Subscribe Bookmark


Jun 13, 2011

Making better predictive models quickly with JMP

There are many ways of generating a model such as basic linear regression, decision trees, neural nets, and generalized linear models. JMP Pro can be a great tool for data miners, those who want to get more information out of their data and build more accurate predictive models. It incorporates traditionally complicated algorithms that, in true JMP fashion, even a novice can harness to quickly build powerful models. Bootstrap forests, boosted trees and multilayered-boosted neural nets are just a sample of the powerful tools in JMP Pro. One thing that makes JMP Pro a powerful data mining tool is ability to build, tune and test your model in one step.


A while back, this blog featured a great post on the concept of training, validation and test sets to build your models. To build a model that is not only descriptive but also predictive, validating your model and subsequently testing it is essential.


The first step, as described in the blog entry, was to first split your data into three groups: training, validation and test portions. Next, you build a model based on the training portion of your data that has captured the behavior of the data (your system) and not just the noise. Once you've come up with a legitimate model, you apply that model to the validation set. If you've built a model that captures the underlying behavior, you should get similar behavior. If you do not, you have to go back and build another model; this process may go back and forth a few times. Once you get a model that gives similar behavior in the validation built with the training set, you expect the model to be repeatable so you apply the model to the test set.


JMP Pro is a huge breakthrough in simplifying the process. The first enhancement introduced is a much easier way of generating a validation column. From JMP, choose Cols -> New Column, Initialize Data -> Random -> Random Indicator. Random Indicator column will default to values 0 (Training) , 1 (Validation) and 2 (Test). You can now choose what portion of the data you want to use for each step.
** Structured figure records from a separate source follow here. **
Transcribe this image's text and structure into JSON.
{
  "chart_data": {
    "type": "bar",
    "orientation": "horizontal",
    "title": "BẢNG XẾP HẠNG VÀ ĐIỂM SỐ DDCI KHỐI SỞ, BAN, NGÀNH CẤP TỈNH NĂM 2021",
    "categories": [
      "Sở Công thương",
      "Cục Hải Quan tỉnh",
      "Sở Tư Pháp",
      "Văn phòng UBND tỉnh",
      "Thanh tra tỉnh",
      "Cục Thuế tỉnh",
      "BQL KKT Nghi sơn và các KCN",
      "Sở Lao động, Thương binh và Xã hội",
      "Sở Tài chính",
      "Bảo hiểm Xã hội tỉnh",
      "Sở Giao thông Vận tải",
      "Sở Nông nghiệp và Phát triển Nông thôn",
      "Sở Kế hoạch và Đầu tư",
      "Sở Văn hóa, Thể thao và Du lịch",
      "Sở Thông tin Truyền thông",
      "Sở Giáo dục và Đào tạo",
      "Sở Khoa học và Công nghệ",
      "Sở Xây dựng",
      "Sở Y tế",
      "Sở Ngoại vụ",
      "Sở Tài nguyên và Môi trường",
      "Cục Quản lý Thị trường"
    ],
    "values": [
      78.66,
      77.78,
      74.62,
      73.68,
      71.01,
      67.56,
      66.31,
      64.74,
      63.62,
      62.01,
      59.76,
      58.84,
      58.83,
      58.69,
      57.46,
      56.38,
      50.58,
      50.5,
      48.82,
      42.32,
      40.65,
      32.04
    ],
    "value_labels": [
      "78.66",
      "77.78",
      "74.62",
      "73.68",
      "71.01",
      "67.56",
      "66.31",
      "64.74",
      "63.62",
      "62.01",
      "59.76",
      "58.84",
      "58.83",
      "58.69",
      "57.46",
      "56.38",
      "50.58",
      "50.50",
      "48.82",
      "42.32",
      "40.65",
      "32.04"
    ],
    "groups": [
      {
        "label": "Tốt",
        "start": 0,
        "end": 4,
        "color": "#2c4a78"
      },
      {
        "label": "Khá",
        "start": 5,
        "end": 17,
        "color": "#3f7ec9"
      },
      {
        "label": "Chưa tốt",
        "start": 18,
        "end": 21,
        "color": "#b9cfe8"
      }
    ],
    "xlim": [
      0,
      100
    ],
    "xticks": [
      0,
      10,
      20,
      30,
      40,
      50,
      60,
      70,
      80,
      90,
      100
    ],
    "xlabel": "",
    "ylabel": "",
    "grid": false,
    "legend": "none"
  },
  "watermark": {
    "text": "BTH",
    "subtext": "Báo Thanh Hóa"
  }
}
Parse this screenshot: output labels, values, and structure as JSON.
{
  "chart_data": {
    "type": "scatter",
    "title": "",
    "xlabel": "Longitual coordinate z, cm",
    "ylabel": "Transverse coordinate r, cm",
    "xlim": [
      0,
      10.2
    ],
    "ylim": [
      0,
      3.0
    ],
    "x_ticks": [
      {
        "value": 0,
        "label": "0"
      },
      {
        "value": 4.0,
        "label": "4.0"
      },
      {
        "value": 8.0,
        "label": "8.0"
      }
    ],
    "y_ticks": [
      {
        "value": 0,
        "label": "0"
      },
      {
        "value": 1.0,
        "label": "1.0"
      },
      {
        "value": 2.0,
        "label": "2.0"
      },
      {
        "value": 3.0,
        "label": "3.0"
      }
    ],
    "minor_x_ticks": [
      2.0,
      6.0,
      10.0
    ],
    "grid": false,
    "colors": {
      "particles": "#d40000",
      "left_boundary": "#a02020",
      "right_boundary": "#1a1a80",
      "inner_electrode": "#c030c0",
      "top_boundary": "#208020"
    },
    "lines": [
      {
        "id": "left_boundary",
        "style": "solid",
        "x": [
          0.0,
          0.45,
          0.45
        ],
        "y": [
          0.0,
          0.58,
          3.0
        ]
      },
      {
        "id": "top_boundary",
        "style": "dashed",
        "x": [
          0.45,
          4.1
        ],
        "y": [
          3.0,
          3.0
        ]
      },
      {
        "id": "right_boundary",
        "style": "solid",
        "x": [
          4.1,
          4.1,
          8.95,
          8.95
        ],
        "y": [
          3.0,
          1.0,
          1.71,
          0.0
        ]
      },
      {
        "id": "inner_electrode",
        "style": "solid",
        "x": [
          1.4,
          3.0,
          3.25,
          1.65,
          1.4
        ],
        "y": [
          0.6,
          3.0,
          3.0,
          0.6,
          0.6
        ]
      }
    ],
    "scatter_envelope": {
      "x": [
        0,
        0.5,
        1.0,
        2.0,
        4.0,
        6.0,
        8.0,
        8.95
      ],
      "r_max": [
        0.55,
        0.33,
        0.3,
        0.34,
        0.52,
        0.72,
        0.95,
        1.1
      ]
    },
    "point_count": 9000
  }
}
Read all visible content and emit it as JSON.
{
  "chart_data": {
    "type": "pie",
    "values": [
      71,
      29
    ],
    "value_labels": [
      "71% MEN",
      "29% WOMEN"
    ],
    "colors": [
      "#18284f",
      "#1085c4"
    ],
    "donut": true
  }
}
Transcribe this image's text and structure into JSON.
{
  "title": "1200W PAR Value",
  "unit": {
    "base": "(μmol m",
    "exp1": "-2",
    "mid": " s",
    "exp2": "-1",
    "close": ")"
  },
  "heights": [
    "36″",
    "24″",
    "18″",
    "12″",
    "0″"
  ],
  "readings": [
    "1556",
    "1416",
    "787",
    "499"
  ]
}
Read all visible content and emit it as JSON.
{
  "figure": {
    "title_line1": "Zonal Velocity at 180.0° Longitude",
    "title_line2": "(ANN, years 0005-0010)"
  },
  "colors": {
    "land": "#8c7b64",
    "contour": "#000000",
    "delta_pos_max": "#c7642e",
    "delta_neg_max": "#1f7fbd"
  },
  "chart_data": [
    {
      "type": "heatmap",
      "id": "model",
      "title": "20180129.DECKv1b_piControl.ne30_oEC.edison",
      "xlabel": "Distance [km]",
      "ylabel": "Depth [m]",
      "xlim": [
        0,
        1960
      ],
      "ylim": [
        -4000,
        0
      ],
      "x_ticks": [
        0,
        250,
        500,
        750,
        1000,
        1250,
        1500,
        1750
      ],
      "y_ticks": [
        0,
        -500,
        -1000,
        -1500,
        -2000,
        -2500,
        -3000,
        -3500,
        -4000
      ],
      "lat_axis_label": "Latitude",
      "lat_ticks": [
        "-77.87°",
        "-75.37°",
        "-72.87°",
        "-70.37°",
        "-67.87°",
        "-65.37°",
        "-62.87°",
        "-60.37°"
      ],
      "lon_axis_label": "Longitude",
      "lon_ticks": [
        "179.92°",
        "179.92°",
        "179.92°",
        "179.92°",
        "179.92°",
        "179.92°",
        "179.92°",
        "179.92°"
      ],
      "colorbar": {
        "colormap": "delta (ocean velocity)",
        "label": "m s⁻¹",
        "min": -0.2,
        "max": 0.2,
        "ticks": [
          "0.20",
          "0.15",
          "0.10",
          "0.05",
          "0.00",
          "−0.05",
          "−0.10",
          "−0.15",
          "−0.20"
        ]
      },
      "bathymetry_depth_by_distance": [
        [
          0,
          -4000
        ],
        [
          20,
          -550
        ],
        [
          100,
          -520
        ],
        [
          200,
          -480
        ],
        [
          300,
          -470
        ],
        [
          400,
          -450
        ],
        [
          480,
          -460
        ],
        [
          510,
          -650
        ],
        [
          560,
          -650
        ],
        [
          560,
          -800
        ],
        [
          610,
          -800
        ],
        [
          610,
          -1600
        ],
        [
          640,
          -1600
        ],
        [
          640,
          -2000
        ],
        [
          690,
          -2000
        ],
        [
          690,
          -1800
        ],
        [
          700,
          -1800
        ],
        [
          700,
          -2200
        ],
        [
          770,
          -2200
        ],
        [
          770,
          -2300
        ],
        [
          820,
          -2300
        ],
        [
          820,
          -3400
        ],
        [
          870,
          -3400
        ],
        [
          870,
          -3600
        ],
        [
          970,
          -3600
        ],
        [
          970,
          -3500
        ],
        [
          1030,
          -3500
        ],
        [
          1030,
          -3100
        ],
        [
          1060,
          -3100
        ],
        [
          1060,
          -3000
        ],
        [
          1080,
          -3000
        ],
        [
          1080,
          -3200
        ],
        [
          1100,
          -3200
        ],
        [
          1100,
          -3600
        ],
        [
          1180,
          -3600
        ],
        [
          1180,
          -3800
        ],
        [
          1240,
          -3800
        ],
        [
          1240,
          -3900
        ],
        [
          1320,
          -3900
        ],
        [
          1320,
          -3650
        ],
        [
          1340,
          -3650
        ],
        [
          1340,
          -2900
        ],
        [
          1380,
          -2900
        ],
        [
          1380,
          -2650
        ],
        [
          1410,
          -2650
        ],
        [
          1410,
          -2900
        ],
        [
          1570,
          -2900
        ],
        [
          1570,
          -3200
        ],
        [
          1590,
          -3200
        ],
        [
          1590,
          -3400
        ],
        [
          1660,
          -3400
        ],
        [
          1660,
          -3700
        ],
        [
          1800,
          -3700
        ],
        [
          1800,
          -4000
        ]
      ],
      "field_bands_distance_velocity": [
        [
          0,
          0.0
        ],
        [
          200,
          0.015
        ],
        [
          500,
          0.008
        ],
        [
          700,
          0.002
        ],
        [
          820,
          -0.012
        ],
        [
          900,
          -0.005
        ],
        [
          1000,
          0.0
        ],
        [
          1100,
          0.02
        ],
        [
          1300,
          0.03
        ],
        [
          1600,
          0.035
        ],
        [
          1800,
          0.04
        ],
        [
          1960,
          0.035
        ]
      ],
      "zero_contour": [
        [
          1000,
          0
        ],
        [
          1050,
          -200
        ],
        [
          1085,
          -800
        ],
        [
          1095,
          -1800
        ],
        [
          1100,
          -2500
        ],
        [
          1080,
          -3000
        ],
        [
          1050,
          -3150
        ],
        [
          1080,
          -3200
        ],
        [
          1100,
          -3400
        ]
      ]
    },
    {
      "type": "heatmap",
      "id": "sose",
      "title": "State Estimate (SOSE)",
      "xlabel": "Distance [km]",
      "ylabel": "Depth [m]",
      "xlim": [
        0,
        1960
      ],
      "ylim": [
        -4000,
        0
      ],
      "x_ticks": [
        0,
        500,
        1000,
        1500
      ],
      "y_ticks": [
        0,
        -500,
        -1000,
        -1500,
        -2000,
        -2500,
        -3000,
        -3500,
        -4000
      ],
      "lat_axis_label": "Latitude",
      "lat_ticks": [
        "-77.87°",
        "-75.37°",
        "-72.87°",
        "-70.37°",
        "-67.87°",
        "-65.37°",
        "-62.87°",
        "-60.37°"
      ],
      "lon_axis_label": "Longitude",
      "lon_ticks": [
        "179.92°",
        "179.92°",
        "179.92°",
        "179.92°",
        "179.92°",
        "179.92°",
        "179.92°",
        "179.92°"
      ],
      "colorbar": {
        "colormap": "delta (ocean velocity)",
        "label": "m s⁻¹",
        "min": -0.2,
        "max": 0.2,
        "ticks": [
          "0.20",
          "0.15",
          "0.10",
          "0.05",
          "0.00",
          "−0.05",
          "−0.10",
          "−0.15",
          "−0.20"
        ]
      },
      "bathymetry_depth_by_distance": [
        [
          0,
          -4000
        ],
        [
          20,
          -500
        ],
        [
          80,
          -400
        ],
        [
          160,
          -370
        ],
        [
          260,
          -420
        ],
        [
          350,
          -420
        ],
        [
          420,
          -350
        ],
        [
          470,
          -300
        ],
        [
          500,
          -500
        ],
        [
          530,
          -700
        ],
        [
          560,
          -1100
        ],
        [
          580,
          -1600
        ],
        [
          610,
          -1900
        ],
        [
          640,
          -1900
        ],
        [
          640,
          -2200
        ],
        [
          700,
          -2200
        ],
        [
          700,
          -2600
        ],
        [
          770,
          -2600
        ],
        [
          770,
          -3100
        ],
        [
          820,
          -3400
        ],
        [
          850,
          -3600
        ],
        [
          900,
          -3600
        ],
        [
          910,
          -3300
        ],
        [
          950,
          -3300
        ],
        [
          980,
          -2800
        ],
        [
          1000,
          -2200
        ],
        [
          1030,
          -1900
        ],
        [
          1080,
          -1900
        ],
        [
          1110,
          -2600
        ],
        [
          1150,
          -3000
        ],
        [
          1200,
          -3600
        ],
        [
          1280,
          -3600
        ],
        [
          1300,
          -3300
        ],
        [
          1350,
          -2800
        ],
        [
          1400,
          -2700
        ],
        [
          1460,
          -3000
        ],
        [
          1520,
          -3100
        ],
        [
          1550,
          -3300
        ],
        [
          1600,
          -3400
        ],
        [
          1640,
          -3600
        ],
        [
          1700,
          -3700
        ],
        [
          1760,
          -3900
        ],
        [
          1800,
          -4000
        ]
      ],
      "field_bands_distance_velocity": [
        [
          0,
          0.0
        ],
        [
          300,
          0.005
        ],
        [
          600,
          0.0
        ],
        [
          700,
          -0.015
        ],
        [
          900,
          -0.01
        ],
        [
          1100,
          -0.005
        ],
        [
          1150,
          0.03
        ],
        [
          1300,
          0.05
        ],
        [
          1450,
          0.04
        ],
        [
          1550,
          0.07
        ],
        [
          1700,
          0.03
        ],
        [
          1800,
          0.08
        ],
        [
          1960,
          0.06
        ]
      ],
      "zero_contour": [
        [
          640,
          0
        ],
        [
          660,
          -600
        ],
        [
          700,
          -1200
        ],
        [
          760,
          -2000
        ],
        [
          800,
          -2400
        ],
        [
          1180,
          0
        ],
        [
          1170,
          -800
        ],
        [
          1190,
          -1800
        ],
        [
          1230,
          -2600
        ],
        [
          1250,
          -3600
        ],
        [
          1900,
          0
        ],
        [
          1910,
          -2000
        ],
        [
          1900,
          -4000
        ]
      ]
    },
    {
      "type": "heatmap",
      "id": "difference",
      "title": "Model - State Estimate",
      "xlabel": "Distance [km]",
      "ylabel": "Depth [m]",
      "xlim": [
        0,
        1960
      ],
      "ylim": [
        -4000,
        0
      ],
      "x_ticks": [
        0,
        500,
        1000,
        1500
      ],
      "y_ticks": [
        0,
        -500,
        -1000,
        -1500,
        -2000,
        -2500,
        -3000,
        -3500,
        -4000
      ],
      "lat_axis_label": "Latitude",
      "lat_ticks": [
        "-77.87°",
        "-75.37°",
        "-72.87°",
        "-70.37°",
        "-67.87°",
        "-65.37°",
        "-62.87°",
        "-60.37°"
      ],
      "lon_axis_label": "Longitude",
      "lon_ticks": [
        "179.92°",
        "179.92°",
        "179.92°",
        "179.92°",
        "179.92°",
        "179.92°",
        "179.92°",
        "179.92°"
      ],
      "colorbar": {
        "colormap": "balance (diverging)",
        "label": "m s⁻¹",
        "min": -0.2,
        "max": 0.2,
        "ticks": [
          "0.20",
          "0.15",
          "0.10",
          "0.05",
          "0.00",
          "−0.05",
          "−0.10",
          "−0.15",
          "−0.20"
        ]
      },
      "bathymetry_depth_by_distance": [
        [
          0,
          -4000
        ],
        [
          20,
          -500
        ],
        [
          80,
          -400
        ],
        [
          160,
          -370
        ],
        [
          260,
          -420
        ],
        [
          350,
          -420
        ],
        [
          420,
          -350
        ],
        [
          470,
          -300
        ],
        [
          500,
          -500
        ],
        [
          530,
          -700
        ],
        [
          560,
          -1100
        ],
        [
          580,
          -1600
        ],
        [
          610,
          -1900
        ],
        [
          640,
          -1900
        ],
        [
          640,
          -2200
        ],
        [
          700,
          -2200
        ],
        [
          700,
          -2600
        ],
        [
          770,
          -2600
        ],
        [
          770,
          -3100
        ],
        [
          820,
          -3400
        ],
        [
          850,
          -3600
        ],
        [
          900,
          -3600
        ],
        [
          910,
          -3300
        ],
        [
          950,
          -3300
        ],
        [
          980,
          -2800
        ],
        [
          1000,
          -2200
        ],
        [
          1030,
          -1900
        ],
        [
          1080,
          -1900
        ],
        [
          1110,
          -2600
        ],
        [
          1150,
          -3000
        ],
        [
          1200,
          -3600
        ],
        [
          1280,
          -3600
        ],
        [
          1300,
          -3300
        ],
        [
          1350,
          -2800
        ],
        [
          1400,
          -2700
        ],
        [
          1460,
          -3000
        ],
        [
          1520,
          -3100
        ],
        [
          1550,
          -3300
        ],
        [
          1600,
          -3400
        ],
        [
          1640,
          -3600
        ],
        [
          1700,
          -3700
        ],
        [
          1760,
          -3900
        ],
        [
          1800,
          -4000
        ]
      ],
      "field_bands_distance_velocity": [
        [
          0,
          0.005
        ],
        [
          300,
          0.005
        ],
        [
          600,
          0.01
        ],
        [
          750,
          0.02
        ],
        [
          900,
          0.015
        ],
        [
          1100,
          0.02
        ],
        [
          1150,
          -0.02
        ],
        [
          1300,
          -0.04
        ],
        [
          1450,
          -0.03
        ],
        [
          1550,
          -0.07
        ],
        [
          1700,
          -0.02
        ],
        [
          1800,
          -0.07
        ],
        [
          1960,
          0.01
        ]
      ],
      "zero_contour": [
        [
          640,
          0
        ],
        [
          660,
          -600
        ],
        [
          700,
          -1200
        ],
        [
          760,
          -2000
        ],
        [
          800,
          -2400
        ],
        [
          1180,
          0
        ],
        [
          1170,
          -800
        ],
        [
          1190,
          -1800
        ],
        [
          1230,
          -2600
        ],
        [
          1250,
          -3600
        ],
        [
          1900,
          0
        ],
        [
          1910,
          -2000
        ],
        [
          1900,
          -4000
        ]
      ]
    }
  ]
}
Validation Column Generation




Most of the modeling platforms in JMP Pro now have a option to input a validation column. This allows you to complete the long process of building, tuning and testing your models, as I just described above, in one easy step. As you're inputting your variables, choose your newly made column as the validation option.


JMP Pro Model Validation




One fact of statistics is that not all modeling techniques work well for all data sets. Each technique has its strengths and weaknesses; each one can teach you something different about your data. One strength of JMP Pro is that it offers multiple modeling techniques under one roof. You can try each algorithm, evaluate its performance and even save the model (prediction formula) to the data table as a new column. JMP Pro Version 10 now allows you to compare your models once they've been built.


Compare your models




Run the Model Comparison platform and choose the models you want to compare (or let JMP choose them).


Compare Multiple Statistical Models




In this example, the Bootstrap Forest seems to have generated the best model. If multiple models have similar statistics, another method to view the models is to use the interactive Profiler platform. It not only allows you to develop an intuitive understanding of how the model works, but it also shows how varying multiple inputs can affect the output. You can download the data I used in this blog post  from the JMP File Exchange and try it out yourself! (Note: Download requires a free SAS profile.)

Community Member

Arka wrote:

Thanks Aashish. This looks really useful. I will ask why you need a validation dataset and then a test set. They appear to serve the same function. Is it a matter of passing the model through 2 filters to see its predictive value?

Community Member

Craig Burkhart wrote:


The training, validation and test sets normally come into play for techniques like neural networks and its associated techniques. In standard neural network regression, the training set is actively used to create the actual model. The validation set's purpose is to tell the modelbuilding step when to stop the training. Typically, a metric of the quality of the model, say rms error, is sampled on the validation set. Once the rms error as a function of the number of iterations (or epochs in neural net speak) flattens out for the validation set, the typical neural network algorithms sample for when the rms error begins to rise. If the rise continues for some stated epoch length--for example, 5-10 epochs--then the optimization is stopped and taken back to the point just before the rise occurred. Since the regression algorithm used the validation set to sense this endpoint, it technically cannot be used as a test of model predictive value. That's where the standard test set comes into play.

Community Member

Mohammad Mirwais wrote:

Dear Sir or Modam, I am a new student and I want to make a modle for the data set which I have now I am new with JMP how should I find some way to teach me step by step to make the modle for the data which I have?

Your coporation will be much more appreciated.

Arati Mejdal wrote:

Hi, Mohammed,

These videos on building models may help you:

Good luck!

Community Member

Mrinal wrote:

Is it possible to do cross validation in JMP for Regression, Neural network and Gaussian process model?